EU and Polish AML/CFT Regulation: Between Reactive Evolution and the Need for a Proactive Framework

Money laundering and terrorist financing remain among the most serious threats to the integrity of the EU financial system. As highlighted in the analysis prepared for Future Finance Poland by Michał Barszcz of Bank Millennium, the effectiveness of AML/CFT measures depends on coordinated action that reaches far beyond national borders. Criminal activity increasingly operates across jurisdictions, and purely domestic measures, even those implemented at EU level, offer limited protection unless supported by international cooperation.

Over the past decade the EU has built an extensive regulatory architecture inspired by FATF recommendations. AMLD IV introduced the risk-based approach, obligations to identify beneficial owners, wider coverage of obliged institutions and lower thresholds for cash transactions, while strengthening cross-border supervision. AMLD V expanded the regulatory perimeter to virtual asset service providers and the art market, enhanced public access to beneficial ownership registers and placed greater focus on high-risk jurisdictions. AMLD VI harmonised the criminal definition of money laundering, broadened underlying offences and reinforced cooperation between law enforcement authorities. Collectively these directives form the backbone of today’s European AML/CFT regime.

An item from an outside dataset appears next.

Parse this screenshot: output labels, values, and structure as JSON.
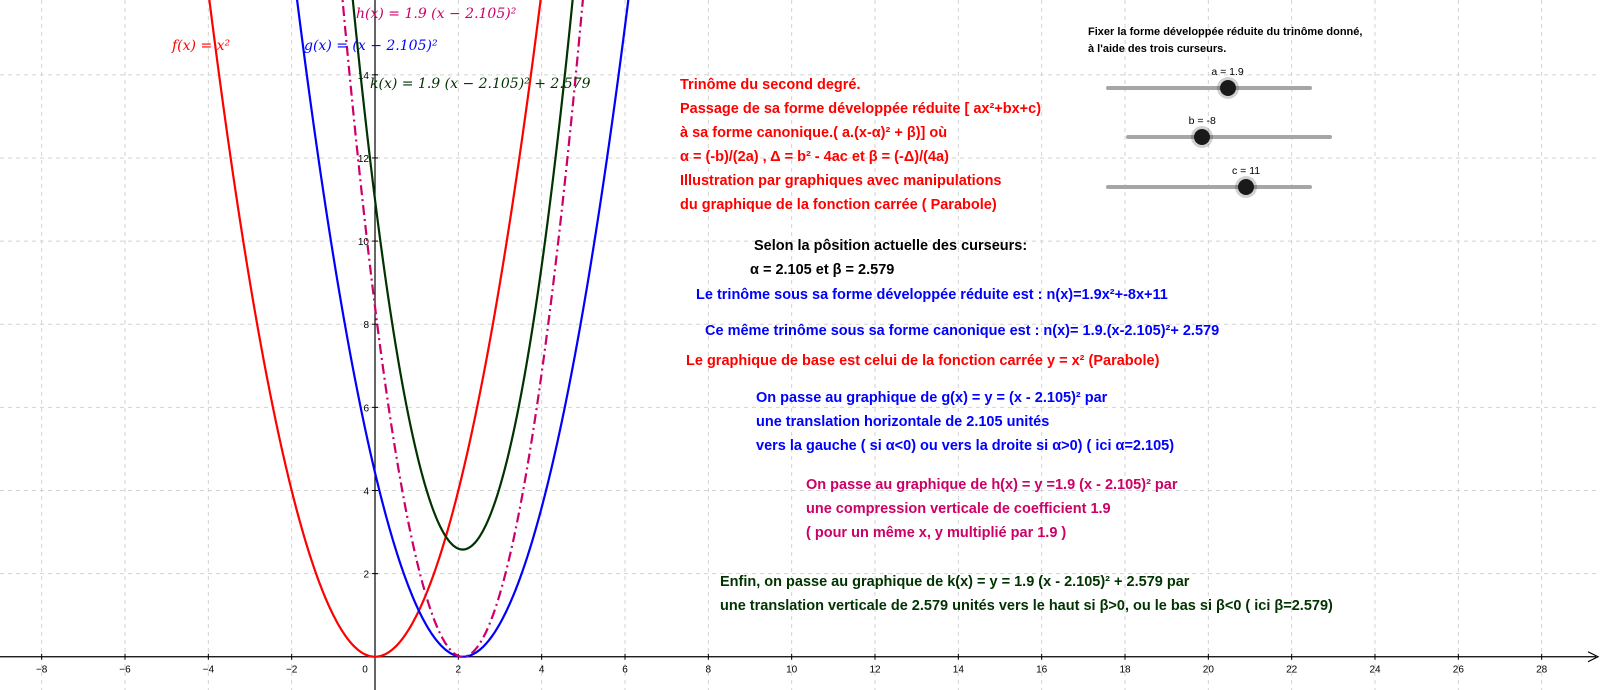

For obliged institutions this framework translates into a demanding set of responsibilities: identifying and assessing ML/TF risks, conducting customer due diligence and enhanced due diligence, monitoring ongoing relationships, reporting suspicious activity, maintaining records and establishing internal procedures supported by staff training. With each revision of the AML rules the operational and legal burdens grow, and supervisory expectations become more precise. National FIUs are increasingly assertive in inspections, and deficiencies in AML/CFT systems frequently lead to administrative penalties.

Despite its breadth, the current framework remains imperfect. The European Banking Authority’s 2023 Opinion highlights persistent weaknesses such as inconsistencies in the enforcement of restrictive measures, shortcomings in identifying beneficial owners, limited awareness of cybercrime-related risks, challenges related to crypto-assets and BigTech, and the continued problem of unjustified de-risking. 

In Poland these issues are compounded by divergences between the text of the national AML Act and EU directives, which can directly affect how institutions identify beneficial owners. Training provided by the Polish FIU also remains basic in scope and insufficiently tailored to sector-specific needs.

One of the key strategic questions facing the EU today is whether AML regulation can shift from a reactive model – introduced largely in response to major scandals – to a forward-looking system capable of anticipating emerging forms of financial crime. As Michał Barszcz notes, the AML area has become heavily overregulated. Obliged institutions shoulder extensive administrative tasks that do not necessarily improve risk mitigation. A more effective use of resources, combined with clear, practical and harmonised guidance from AMLA and national supervisors, would strengthen the system far more than adding further layers of formal obligations.

The EU’s Action Plan identifies the need for a single rulebook, EU-level supervision and deeper integration of FIUs. These elements, together with AMLA’s future role, represent an attempt to build a coherent, proportionate and technology-aware AML/CFT architecture. Yet the challenges described in the analysis demonstrate how difficult it is to maintain regulatory effectiveness in a rapidly changing environment shaped by new technologies, geopolitical shifts and evolving criminal techniques.

Ultimately, the evolution of AML/CFT regulation reflects a tension between the need for comprehensive safeguards and the operational realities faced by obliged entities. Each new directive and guideline strengthens system integrity but also increases complexity, cost and interpretative uncertainty. As the EU enters a new phase of AML reforms, the priority will be to create a framework that is not only stringent but also actionable, predictable and capable of addressing risks before they crystalise. For financial institutions, fintechs and payment providers this will determine how compliance, product design and risk management evolve over the coming years.